We have partnered with the Rare Village Foundation, a registered 501(c)(3) nonprofit, to manage this mission. This means 100% of your donations are tax-deductible and will go directly toward funding the SPG51 gene therapy treatment.

How You Can Make an Impact Today:

• Donate Online: Every dollar brings us closer to the lab, closer to the clinical trials, and closer to a cure.

• Give Monthly: Monthly donations help us reliably fund ongoing research month after month.

• Wire Transfers: We gratefully accept direct wire transfers. Please email us at info@rarevillage.org or cureayra@gmail.com to receive our bank details. Please include "Cure Ayra" in the memo or transfer message. 

• Check for Corporate Matching:
     a. Ask your employer if they match charitable donations to 501(c)(3) organizations! You can use our Tax ID/EIN (83-4699994) to easily find the Rare Village Foundation in your company's matching gift portal. 
    b. When submitting, please look for the "Designation", "Memo", or "Special Instructions" text box and type exactly: "Cure Ayra". This ensures the funds go straight to her research team. Thank you so much!

• Donate by Check: Please make checks payable to "Rare Village Foundation" and write "Cure Ayra" in the memo line. Mail them to: 6808 Old Glory Ct., McKinney, TX 75071.

• Donate Stocks: We also accept donations of stock! Please reach out to us at info@rarevillage.org or cureayra@gmail.com to coordinate a transfer.

• Share Ayra’s Story: Please share this page with your friends, family, and networks. Awareness is just as vital as funding.

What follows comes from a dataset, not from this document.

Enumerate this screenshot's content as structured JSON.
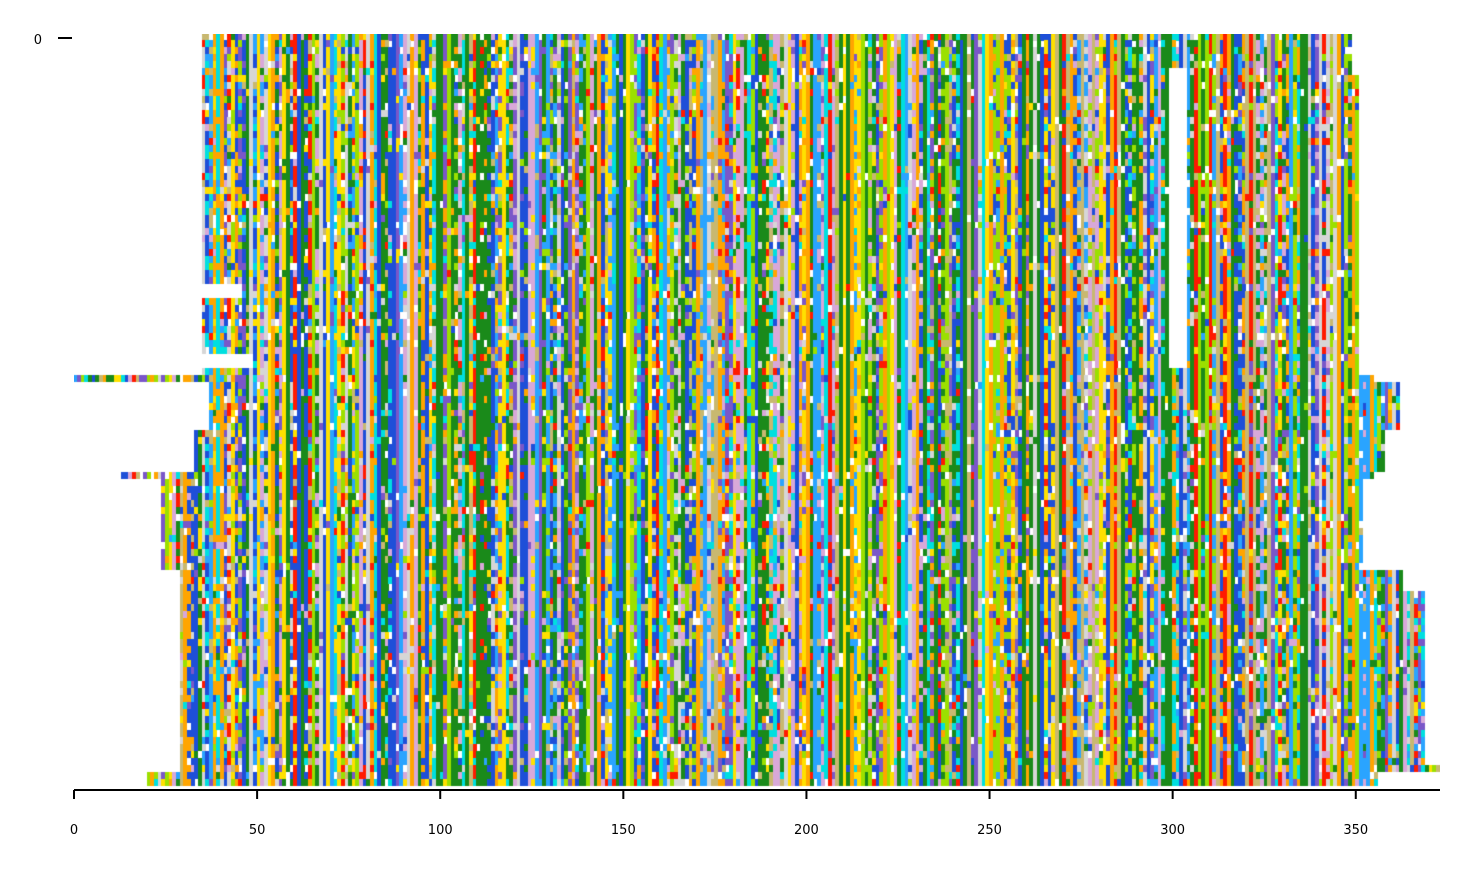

The Roadmap to a Cure: How the $4M Will Be Used
Developing a first-of-its-kind gene therapy requires rigorous science, world-class partners, and strict FDA compliance. We are incredibly proud to be collaborating with some of the top scientific institutions in the world. Here is the strategic roadmap we are funding to take this therapy from the lab to the clinic:

• Phase 1: Preclinical Research & Vector Design
Timeline: ~12-24 Months 
Estimated Cost: ~$500,000
Partners: UTSW - Gray Lab, MIT Broad Institute, Boston Children's Hospital - Def-Lab - Harvard Medical School, Apertura, NIH
Focus: Designing the optimal gene therapy vector, engineering blood-brain barrier delivery (TfR1 CapX), and testing efficacy in lab models.

• Phase 2: IND-Enabling & Toxicology Studies
Timeline: ~6-9 Months
Estimated Cost: ~$600,000
Partners: UTSW - Gray Lab, NIH
Focus: Mandatory FDA safety testing, large-model toxicology, and preparing the official Investigational New Drug (IND) application.

• Phase 3: Trial Preparation & Clinical Manufacturing (cGMP)
Timeline: ~12 Months
Estimated Cost: ~$2,150,000
Partners: Gene Therapy Manufacturing Company
Focus: Producing the ultra-pure, clinical-grade viral vector required by the FDA for human dosing.

• Phase 4: Clinical Trial
Timeline: ~24-48 Months
Estimated Cost: ~$750,000
Partners: UTSW - Gray Lab, Gene Therapy Manufacturing Company, Children's Hospital
Focus: First-in-human dosing, extensive patient monitoring, and trial execution for Ayra and the initial patient cohort.

Note: To accelerate our path to a cure, several of these phases will be run in parallel whenever scientifically and safely possible.

From the bottom of our hearts, thank you for standing with Ayra, for giving us hope, and for helping us fight for her future.